Living abroad (via LC) briefly, was an eye opener. It taught me one valuable lesson. “If you’re not in Japan, living in Japan, and talking with the locals in Japan — Everything you read about, hear about, or get taught about Japan is plain speculation.” This is hard nut for anyone to swallow, the but truth is the textbook Japan isn’t Japan. Historical context explains how the culture has evolved, but “Now” is what is in front of you when you’re here. If you can’t get “Now” then you’re going to crash, get disappointed ‘Japan doesn’t fit you — you gotta fit to Japan and that sucks”, so you go back home and get all pumped up again, write your book. Then don’t come back to see if what you wrote is what’s going on. Cheers… It’s ok.. those of us who live here just ignore the tourists anyway who read your books.

I graduated college and lost sight of that dream of joining JET because I was afraid of doing it. I got roped into a GREAT company doing something close to what I wanted to do, but things didn’t add up there FOR ME. I was happy, but timidly happy compared to what I felt it would be like to do “that Japan thing I kinda sorta dreamt of doing.” I gave that company a lot though and I appreciate the work experience. But 2007 was the catalyst for change. That ruckus of a political storm blew-up my “happy status quo” of living at home, commuting 20mi+ to and from work 8a-7p, just to get blasted everyday by people who wanted to barf their political dogma on my life. Good times..

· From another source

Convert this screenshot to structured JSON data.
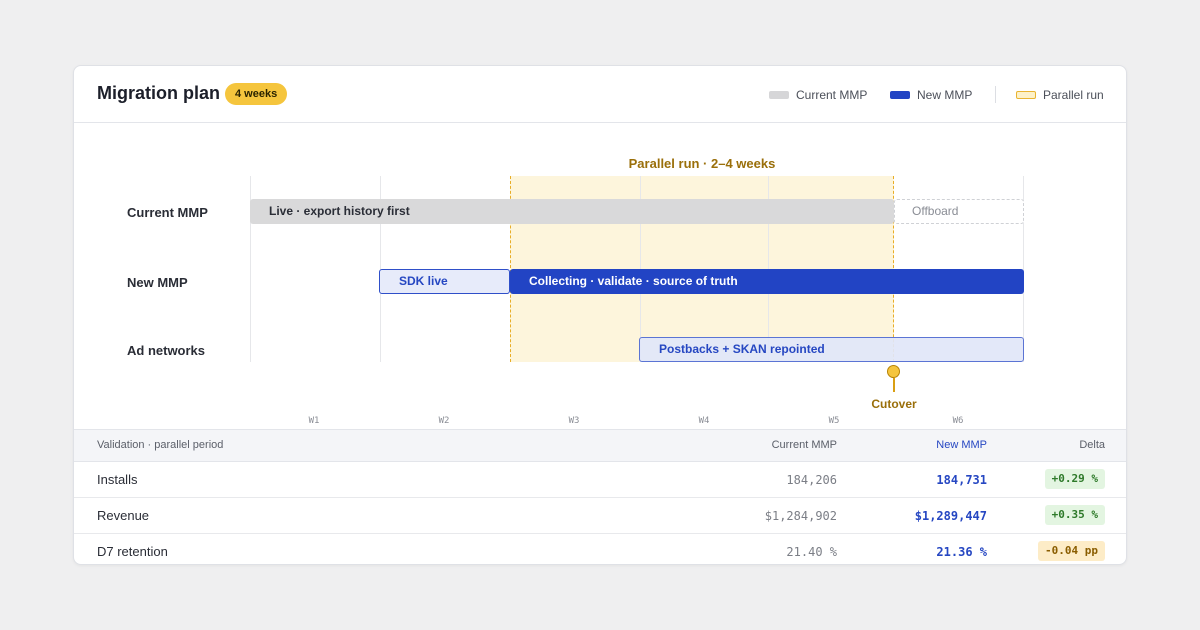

It wasn’t just the Obama-bombs that blew up my FB stream, or the recession that threaten to fire the whole staff of that company, it was that yearning for happiness on the other side of the Pacific Pond. I remembered I had a dream and again I put it off by applying for the NAVY. When things went south there, it was sign. JUST DO IT. Ironic because I was working just a few miles from the Nike Campus in Oregon. I applied, got into JET, and in August was in country the second time with no plans to leave.

That was four years ago and JET has been a great experience, but it has been more like a really great sweater that you love and wear everyday and never wash. Over time it get’s a funky smell you ignore, a thread gets loose and you snip it, it get’s smaller (or you get bigger), and after four years you look at the sweater and stare. “I could wear that thing another year, but people say I look funky in it… There are better sweaters and worse. Plus, next year they’re going to take it away from me anyway.”

I decided to abandon the teaching sweater, because it turns out you grow up from the Anime nerd who wandered into the JET seminar once you’ve rocked the dream job for 4 years.

So what now? I hit the online pavement for three months and it’s been tough, but that dream still is there. Sometimes I don’t know… but after four years there are those who want to leave and those who want to stay. No inbetweeners.

All I can say right now is that I’ve decided which of the two is me and I’ve made a plan following JET.

This is where I look at the kids as the bell rings. If you think this doesn’t apply to you it does. Reach into your pocket, grab your (golf) ball(s), put them on the tee, and before you swing decide on that original goal and don’t lose sight of it.